An illustration of Adam Driver's face fractured

Review: Megalopolis

In an age where big budget movies are increasingly written by committee or computer, Megalopolis does not make a convincing argument for honouring the passion project of an individual filmmaker. It does, however, make a gleeful Viking funeral for one particular strain of auteur. Schadenfreude enjoyers will delight in this deliciously unintelligible Benadryl dream, the rest may want to give it a miss.

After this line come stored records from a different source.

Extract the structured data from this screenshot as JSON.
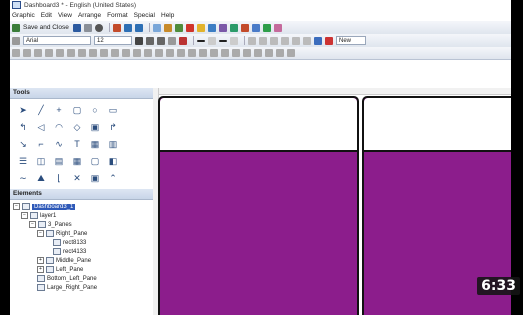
{
  "window": {
    "title": "Dashboard3 * - English (United States)"
  },
  "menu": [
    "Graphic",
    "Edit",
    "View",
    "Arrange",
    "Format",
    "Special",
    "Help"
  ],
  "toolbar": {
    "save_close_label": "Save and Close"
  },
  "format_bar": {
    "font": "Arial",
    "size": "12",
    "new_label": "New"
  },
  "panels": {
    "tools_title": "Tools",
    "elements_title": "Elements"
  },
  "tree": {
    "dashboard": "Dashboard3_1",
    "layer": "layer1",
    "panes": "3_Panes",
    "right_pane": "Right_Pane",
    "rect1": "rect8133",
    "rect2": "rect4133",
    "middle_pane": "Middle_Pane",
    "left_pane": "Left_Pane",
    "bottom_left": "Bottom_Left_Pane",
    "large_right": "Large_Right_Pane"
  },
  "video": {
    "duration": "6:33"
  },
  "colors": {
    "pane_fill": "#8c1d8c",
    "pane_border": "#111111",
    "selection": "#2e59b8"
  }
}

Megalopolis endeavours to contain noir mystery, a sci-fi epic, a dystopian romance, and a political satire; with none done well, one wonders if for every decade Coppola was left to work on it, a new incomprehensible dimension was added. If he’d simply made it in the 80’s as originally planned, would it have made more sense, or even been good? For this to be true, there would need to be some moments of clarity or brilliance. However, there is nothing to regret in this feature length perfume commercial; each of its 138 minutes so lovingly overwrought, so joyously crammed with nonsense that this must have always been the only way. He sold his winery to fund this 120-million-dollar vision, and now we can see the genius behind The Godfather, freed from the money men. Creativity is said to benefit from limitations; his creativity was likely the only thing unharmed by his limitless power in production.

It is aesthetically confusing and bizarrely acted, maddeningly paced and thematically hollow, and it is his entirely his; after a career of classics, he has produced a blockbuster for an audience of one, sure to top the charts of his lavish home cinema. Francis Ford Coppola is the soul financier, creative, and fan of Megalopolis, leaving us to debate not the merits of his project, but of his vanity.